Se dice que hay dos cosas que no se pueden ocultar: el amor y el dinero. Y es bien cierto, aunque varios de los afortunados traten de esconder estos dones, quizás por ser el dinero mal habido o el amor en cuestión, de los que llaman prohibidos.

No es aventurado inferir el postulado opuesto: tampoco se puede ocultar cuando uno y otro escasean o, de plano, brillan por su ausencia.  Es decir, se nota cuando hay miserias y cuando hay desamor. Y, justamente, a la educación le han hecho mucha falta, desde hace décadas, esos dos elementos: amor y dinero, recursos y espíritu… es bien notorio.

Del dinero hay poco qué decir. Es de una lógica aplastante pensar que si se destina un mayor porcentaje de fondos a este rubro, habrá más y mejores escuelas, más maestros y mejor pagados, recursos para darles capacitación continua, mejores sistemas de supervisión. Becas para alumnos sobresalientes. En efecto, si las fuentes de financiamiento no fuesen limitadas, administrar sería una actividad siempre gozosa. Pero hay muchas necesidades, todos lo sabemos, y hay que quitar de un lado para llevar a otro. Qué tal, se me ocurre, bajar el gasto de publicidad del gobierno, las “autoporras”, y dedicarlo a la educación. Seguramente se estaría sembrando en vez de tirar.

Pero voy a hablar de mi tema favorito: el amor. En la educación falta mucho amor, y sin él, aunque se tuvieran todos los recursos financieros en la mano, ocurre, como dice San Pablo en su bella carta a los corintios, “si me falta el amor, no soy más que bronce que resuena y campana que toca”.

Tal carencia de espíritu, de poner el alma en tan importante asunto, se nota en programas educativos acartonados, muchos de ellos arrastrados de un ayer muy lejano y, otros, más inspirados por cuestiones políticas que por verdaderos deseos de enseñanza. 

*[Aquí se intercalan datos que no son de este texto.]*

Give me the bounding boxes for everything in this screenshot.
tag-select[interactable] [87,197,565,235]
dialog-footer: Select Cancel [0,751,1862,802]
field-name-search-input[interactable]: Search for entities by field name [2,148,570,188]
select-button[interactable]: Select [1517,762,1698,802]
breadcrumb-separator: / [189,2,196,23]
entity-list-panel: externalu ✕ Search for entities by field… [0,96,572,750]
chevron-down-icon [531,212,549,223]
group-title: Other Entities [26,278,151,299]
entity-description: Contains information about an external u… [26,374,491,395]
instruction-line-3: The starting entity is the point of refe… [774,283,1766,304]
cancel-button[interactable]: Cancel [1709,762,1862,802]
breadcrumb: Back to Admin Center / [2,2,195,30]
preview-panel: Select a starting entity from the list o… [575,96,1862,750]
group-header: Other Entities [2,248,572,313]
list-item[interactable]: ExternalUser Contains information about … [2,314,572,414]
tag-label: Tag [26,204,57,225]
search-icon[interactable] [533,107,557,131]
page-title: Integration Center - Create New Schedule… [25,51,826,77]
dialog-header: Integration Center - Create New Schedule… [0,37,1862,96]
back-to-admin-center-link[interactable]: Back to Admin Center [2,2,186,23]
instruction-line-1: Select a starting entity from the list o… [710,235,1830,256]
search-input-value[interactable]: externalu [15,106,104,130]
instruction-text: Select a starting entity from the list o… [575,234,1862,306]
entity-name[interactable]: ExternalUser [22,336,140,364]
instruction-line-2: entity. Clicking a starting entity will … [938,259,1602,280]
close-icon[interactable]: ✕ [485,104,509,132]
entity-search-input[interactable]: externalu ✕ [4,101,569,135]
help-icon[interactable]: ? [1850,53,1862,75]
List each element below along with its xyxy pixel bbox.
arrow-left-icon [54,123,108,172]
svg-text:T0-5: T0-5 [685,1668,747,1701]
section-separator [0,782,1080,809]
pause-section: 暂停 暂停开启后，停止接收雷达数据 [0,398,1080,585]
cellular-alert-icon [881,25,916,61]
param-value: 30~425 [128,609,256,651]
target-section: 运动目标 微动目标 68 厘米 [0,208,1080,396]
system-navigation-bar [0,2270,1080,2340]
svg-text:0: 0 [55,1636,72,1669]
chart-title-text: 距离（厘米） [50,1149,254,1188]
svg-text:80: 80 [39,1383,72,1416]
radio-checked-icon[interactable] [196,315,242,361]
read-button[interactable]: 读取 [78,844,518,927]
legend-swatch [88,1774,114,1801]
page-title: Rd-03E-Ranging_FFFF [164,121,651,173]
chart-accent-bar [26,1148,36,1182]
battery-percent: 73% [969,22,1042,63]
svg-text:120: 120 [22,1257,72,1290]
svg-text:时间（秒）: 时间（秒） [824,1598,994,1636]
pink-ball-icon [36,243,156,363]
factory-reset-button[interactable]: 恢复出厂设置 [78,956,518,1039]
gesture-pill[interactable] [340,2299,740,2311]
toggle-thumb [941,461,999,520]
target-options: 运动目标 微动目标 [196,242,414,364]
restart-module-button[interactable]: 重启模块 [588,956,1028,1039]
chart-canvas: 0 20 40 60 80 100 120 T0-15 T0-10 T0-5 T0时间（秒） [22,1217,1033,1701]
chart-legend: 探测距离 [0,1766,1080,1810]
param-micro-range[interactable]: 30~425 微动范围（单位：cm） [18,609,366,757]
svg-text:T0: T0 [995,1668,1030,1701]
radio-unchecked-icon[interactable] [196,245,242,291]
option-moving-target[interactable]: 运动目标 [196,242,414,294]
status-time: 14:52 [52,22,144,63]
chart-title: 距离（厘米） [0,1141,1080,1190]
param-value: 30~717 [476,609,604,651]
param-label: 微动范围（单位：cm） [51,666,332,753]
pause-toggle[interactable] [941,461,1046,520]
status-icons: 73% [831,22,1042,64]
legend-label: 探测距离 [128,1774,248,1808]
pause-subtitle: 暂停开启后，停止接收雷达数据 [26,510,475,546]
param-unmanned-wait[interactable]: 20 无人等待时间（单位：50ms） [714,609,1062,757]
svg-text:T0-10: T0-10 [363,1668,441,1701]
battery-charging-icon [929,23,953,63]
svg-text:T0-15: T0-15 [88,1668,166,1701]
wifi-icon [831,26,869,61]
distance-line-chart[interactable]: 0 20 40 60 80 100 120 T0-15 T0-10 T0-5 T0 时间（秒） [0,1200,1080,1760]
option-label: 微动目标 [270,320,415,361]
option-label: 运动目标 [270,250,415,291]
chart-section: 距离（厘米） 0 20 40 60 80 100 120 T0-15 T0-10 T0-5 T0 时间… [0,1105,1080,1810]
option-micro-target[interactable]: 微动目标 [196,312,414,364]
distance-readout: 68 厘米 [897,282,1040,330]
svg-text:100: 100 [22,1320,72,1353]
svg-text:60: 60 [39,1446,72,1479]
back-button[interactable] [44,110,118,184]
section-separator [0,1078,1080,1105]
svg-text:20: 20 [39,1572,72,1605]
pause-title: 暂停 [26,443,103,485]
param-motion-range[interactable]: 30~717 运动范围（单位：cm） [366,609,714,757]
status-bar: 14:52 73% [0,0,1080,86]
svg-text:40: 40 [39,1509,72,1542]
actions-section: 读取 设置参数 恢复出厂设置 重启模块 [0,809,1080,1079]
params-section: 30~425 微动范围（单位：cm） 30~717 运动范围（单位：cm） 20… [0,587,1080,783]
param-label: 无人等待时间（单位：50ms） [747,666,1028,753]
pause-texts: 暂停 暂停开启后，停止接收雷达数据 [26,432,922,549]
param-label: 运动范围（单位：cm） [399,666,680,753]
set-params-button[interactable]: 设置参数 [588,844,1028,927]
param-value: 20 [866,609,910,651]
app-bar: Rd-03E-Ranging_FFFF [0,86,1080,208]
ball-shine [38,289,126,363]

Hay que ver a esos héroes de la historia que no consiguen salir de la estampita, que no pueden ser vistos como seres humanos, menos volverse entrañables para los estudiantes. Y qué me dicen de las lecturas que resultan vacuna infalible contra la literatura, o de esos poemas empalagosos declamados al estilo del siglo XVIII… Purgas antipedagógicas que alejan a los niños y jóvenes del amor a los libros, al saber, a sus raíces. Los convierten en tierra fértil para los valores aculturizantes: los hacen futuros desdeñadores de lo nuestro para irse de bruces tras la cultura de la televisión y el consumismo. Nuevos integrantes del ejército de analfabetas funcionales. Quizás, si no desertan antes, se unirán a los grupos de manifestantes, porque no consiguieron aprobar el examen de admisión a los planteles de educación superior… y puedo seguir por este camino del pesimismo, pero no quiero sonar patética.

Vuelvo al deseo de que en la educación se note el amor a los educandos y a lo nuestro, amén de a los valores esenciales: la Verdad, la Belleza y el Bien.  ¿Cómo? Primero, en los programas: deben contemplar, además de las ciencias, encaminadas a la verdad universal, un lugar importante para historia y cultura locales. Sólo conociendo lo nuestro comprenderán los alumnos qué significa el Bien, lo bueno, desde la cosmovisión de su comunidad. Habrá sitio para el fomento a la creatividad y al arte, que van hacia la Belleza.

En suma, la formación, la educación se planearía para que cuerpo, mente y espíritu se desarrollaran al unísono y adquirieran esa ambición inacabable de saber, así como el amor a la cultura y valores de la propia comunidad.